Subhead: The Next Frontier in Seed Design
There is a broader strategic signal here. Rather than only pushing deeper into variation within a crop, this work pulls knowledge laterally from a lineage that solved similar problems under different constraints. That cross-lineage perspective is how the industry found new herbicide targets, new disease resistance genes and new quality traits in the past. Gymnosperm ovule biology adds another lens, with a focus on the programs that make seeds seeds.
For R&D leaders, researchers say next steps are clear. Prioritize a short list of ovule regulators with strong evolutionary support and clean expression patterns. Build quick validation assays that tie those regulators to seed traits in one model and one priority crop. Add the best markers to genomic prediction pipelines, then start the slow, steady work of stacking the right alleles into elite families.
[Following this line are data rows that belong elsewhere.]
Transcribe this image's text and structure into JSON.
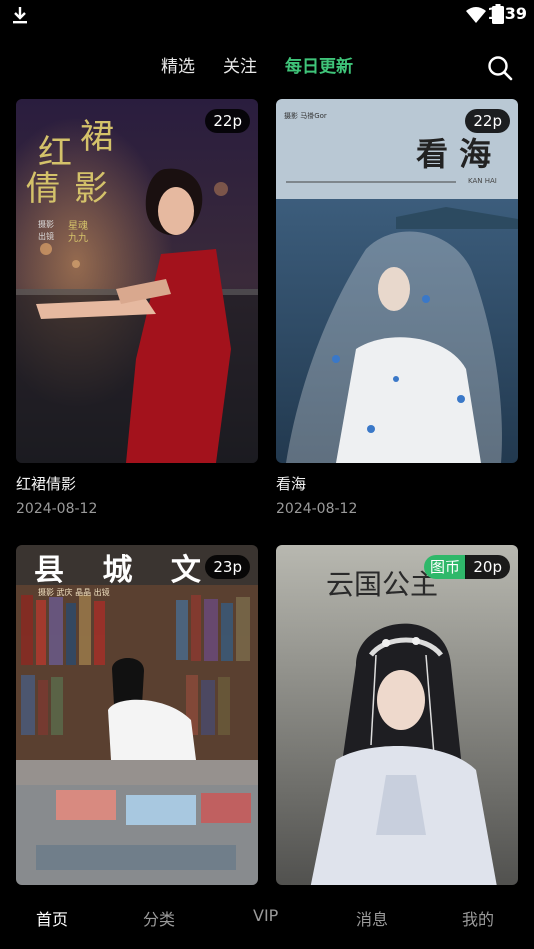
{
  "status_bar": {
    "time": "1:39"
  },
  "top_tabs": [
    {
      "label": "精选"
    },
    {
      "label": "关注"
    },
    {
      "label": "每日更新"
    }
  ],
  "cards": [
    {
      "title": "红裙倩影",
      "date": "2024-08-12",
      "count": "22p",
      "poster_lines": [
        "红",
        "裙",
        "倩",
        "影"
      ],
      "poster_credits": [
        "摄影",
        "星魂",
        "出镜",
        "九九"
      ]
    },
    {
      "title": "看海",
      "date": "2024-08-12",
      "count": "22p",
      "poster_title": "看 海",
      "poster_sub": "KAN HAI",
      "poster_credit": "摄影 马褂Gor"
    },
    {
      "title": "",
      "date": "",
      "count": "23p",
      "poster_title": "县 城 文",
      "poster_credits": "摄影 武庆  晶晶 出镜"
    },
    {
      "title": "",
      "date": "",
      "count": "20p",
      "coin_badge": "图币",
      "poster_title": "云国公主"
    }
  ],
  "bottom_nav": [
    {
      "label": "首页"
    },
    {
      "label": "分类"
    },
    {
      "label": "VIP"
    },
    {
      "label": "消息"
    },
    {
      "label": "我的"
    }
  ],
  "colors": {
    "accent": "#3fc479",
    "coin_badge": "#2fb86a",
    "background": "#000000"
  },
  "icons": [
    "download-icon",
    "wifi-icon",
    "battery-icon",
    "search-icon"
  ]
}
Keep an eye on seed longevity, emergence under deficit moisture and uniformity of seed fill — the traits that pay in both farmer fields and processing plants.
As global agriculture faces pressure to grow more with fewer inputs, the ability to design seeds that perform under stress will define the next decade. Gymnosperms may have been first to the seed, but their legacy can help seed companies build the next generation of resilient, high-performing crops. The team says the blueprint is ancient, the opportunity is now.